La classe standalone : rogner au contenu depuis LaTeX
La réponse la plus directe est la classe standalone. Écrivez \documentclass{standalone} au lieu de \documentclass{article} et la page se réduit à la boîte englobante du corps, produisant un PDF d'une page rogné exactement au contenu. L'intégrale de Gauss du début, composée avec border=2pt, donne 85,8 × 28,0 pt : sur les 595 × 842 pt d'un A4, le papier inutile a totalement disparu. L'auteur est Martin Scharrer ; TeX Live 2024 contient la v1.3b (2022/10/10).
% pdflatex figure.tex -> a one-page PDF cropped to the formula
\documentclass[border=2pt]{standalone}
\usepackage{amsmath}
\begin{document}
$\displaystyle \int_{-\infty}^{\infty} e^{-x^2}\,dx = \sqrt{\pi}$
\end{document}Retirons ici une option très recopiée mais sans effet : \documentclass[preview]{standalone} ne change rien, car preview est le réglage par défaut de standalone. En lisant le fichier de classe, on voit que preview est déjà vrai avant le traitement des options ; c'est l'option inverse, crop, qui a du sens. (Demander crop désactive preview et bascule sur un rognage qui n'utilise pas le paquet preview — la porte de sortie lorsque preview fait des siennes sous XeLaTeX.) Les marges se donnent avec border= : une valeur vaut pour les quatre côtés, deux signifient « gauche-droite / haut-bas », quatre valent gauche, bas, droite, haut dans cet ordre. La valeur par défaut est 0,50001 bp : même par défaut, il reste un cheveu de marge.
L'origine de ce preview est plutôt savoureuse. standalone rogne en chargeant en interne le paquet preview — et preview.sty fait partie d'AUCTeX / preview-latex, précisément le code qui permet à Emacs d'afficher une formule composée directement dans le tampon que l'on édite. Une mécanique conçue pour extraire une formule d'un document au profit d'un éditeur se révèle être exactement celle qu'il faut pour l'extraire au profit d'une diapositive. TeX Live 2024 contient la v13.3 (2024/01/17).
Deux autres options de standalone méritent d'être connues. varwidth=<largeur> autorise le corps à passer à la ligne, ce qui permet de composer une légende sur plusieurs lignes (par défaut, le contenu s'étire indéfiniment sur une seule ligne). multi=<environnement> place chaque tikzpicture d'un fichier sur sa propre page : c'est ainsi qu'on garde toute une collection de figures dans une seule source en n'incluant que la page voulue.

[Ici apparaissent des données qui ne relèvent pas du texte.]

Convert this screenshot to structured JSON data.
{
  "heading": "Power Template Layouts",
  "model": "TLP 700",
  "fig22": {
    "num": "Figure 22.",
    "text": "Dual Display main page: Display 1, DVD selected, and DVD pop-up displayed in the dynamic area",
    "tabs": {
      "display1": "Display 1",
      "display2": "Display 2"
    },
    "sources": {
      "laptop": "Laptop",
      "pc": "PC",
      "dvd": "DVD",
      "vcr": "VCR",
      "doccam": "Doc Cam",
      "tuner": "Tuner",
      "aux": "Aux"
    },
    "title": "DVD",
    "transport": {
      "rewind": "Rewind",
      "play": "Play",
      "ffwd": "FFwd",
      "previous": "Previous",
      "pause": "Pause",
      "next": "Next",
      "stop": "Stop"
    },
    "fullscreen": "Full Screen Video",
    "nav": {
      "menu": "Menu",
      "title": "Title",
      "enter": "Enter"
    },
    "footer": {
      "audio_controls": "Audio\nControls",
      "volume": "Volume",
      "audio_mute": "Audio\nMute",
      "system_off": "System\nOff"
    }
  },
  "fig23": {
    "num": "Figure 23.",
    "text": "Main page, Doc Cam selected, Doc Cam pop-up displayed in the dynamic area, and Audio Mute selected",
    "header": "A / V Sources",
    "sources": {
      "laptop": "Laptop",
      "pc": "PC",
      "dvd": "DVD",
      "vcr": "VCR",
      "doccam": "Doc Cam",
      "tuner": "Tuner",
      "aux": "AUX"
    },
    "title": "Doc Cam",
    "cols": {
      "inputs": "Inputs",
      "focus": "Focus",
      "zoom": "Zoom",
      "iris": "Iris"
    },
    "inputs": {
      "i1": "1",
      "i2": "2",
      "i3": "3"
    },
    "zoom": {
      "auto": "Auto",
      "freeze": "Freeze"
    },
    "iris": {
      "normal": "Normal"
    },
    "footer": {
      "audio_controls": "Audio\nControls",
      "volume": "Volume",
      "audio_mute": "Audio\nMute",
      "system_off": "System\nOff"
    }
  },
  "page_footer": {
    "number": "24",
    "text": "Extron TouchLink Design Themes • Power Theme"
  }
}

Et charger le paquet standalone — même nom — dans le document principal donne \includestandalone{figure}, qui insère une figure soit comme source, soit comme PDF déjà construit : le plus rapide pendant la rédaction, le plus sûr à la remise.

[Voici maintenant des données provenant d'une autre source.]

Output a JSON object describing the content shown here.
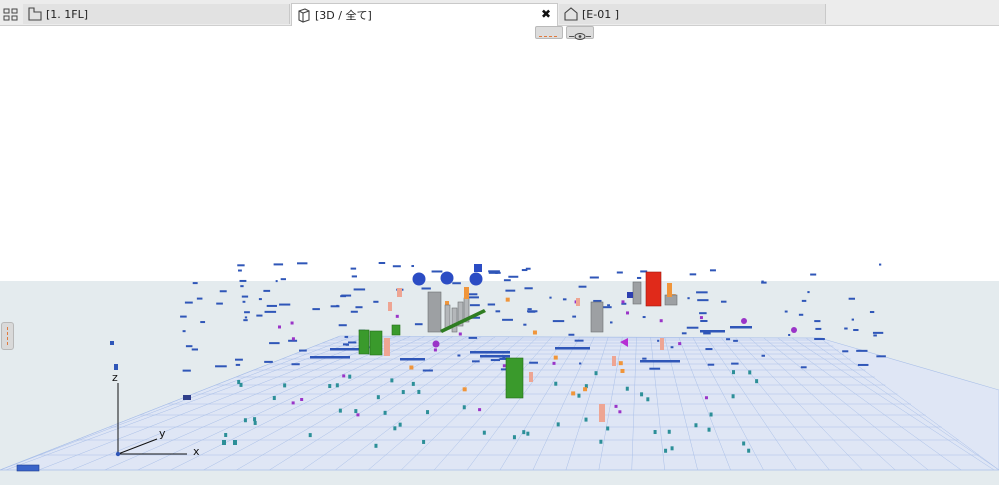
{
  "tabs": [
    {
      "label": "[1. 1FL]",
      "icon": "floor-plan-icon",
      "active": false
    },
    {
      "label": "[3D / 全て]",
      "icon": "3d-cube-icon",
      "active": true
    },
    {
      "label": "[E-01 ]",
      "icon": "elevation-icon",
      "active": false
    }
  ],
  "close_glyph": "✖",
  "axes": {
    "x": "x",
    "y": "y",
    "z": "z"
  },
  "colors": {
    "ground": "#e4ebee",
    "grid_fill": "#dfe6f5",
    "grid_line": "#a9bfe8",
    "accent_blue": "#2f56b8",
    "green": "#3a9a2c",
    "red": "#e02a1a",
    "gray": "#9da0a3",
    "salmon": "#eea593",
    "purple": "#9a34c8",
    "teal": "#2c8f98",
    "orange": "#f0953a"
  }
}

pdfcrop : rogner un PDF déjà produit (attention au folio)
Quand on ne peut pas toucher à la source, l'outil est pdfcrop. Donnez-lui un PDF fini : il mesure les marges de chaque page, les rogne et écrit un nouveau PDF. Utile pour un brouillon coécrit dont on n'a pas le droit de changer le \documentclass, ou pour un PDF de figure reçu de quelqu'un d'autre. Il est fourni avec TeX Live ; l'auteur est Heiko Oberdiek et la version dans TeX Live 2024 est la 1.42 (2023/04/15). Pour laisser un peu d'air autour du contenu, passez --margins "2", en big points.
pdfcrop page.pdf out.pdf # trim all margins
pdfcrop --margins "2" page.pdf out.pdf # leave 2 bp on every side
pdfcrop --margins "5 2 5 2" a.pdf b.pdf # left bottom right top
pdfcrop --hires --clip a.pdf b.pdf # HiResBoundingBox, and clip the contentConnaître son fonctionnement rend son comportement prévisible. pdfcrop n'analyse pas le PDF lui-même. Il demande la boîte englobante à Ghostscript, puis relance pdfTeX (ou XeTeX / LuaTeX avec --xetex / --luatex) pour réimposer la page au nouveau format de papier. Autrement dit, rogner un PDF fait tourner TeX. Sans Ghostscript installé, rien ne marche — d'où l'option --gscmd pour indiquer le nom de la commande.
Et voici la mine sur laquelle tout le monde marche. pdfcrop considère toute encre sur la page comme du contenu : si un folio figure en pied de page — comme par défaut avec article —, la boîte de rognage descend jusqu'à l'englober. Rognez une page A4 ne contenant que \[ E = mc^2 \] et vous obtenez 43 × 559 pt : la formule en haut, le folio en bas, du vide entre les deux. Ajoutez \pagestyle{empty} et recommencez : cela devient 43 × 13 pt. Neuf fois sur dix, « je l'ai rogné et c'est bizarrement haut » vient de là.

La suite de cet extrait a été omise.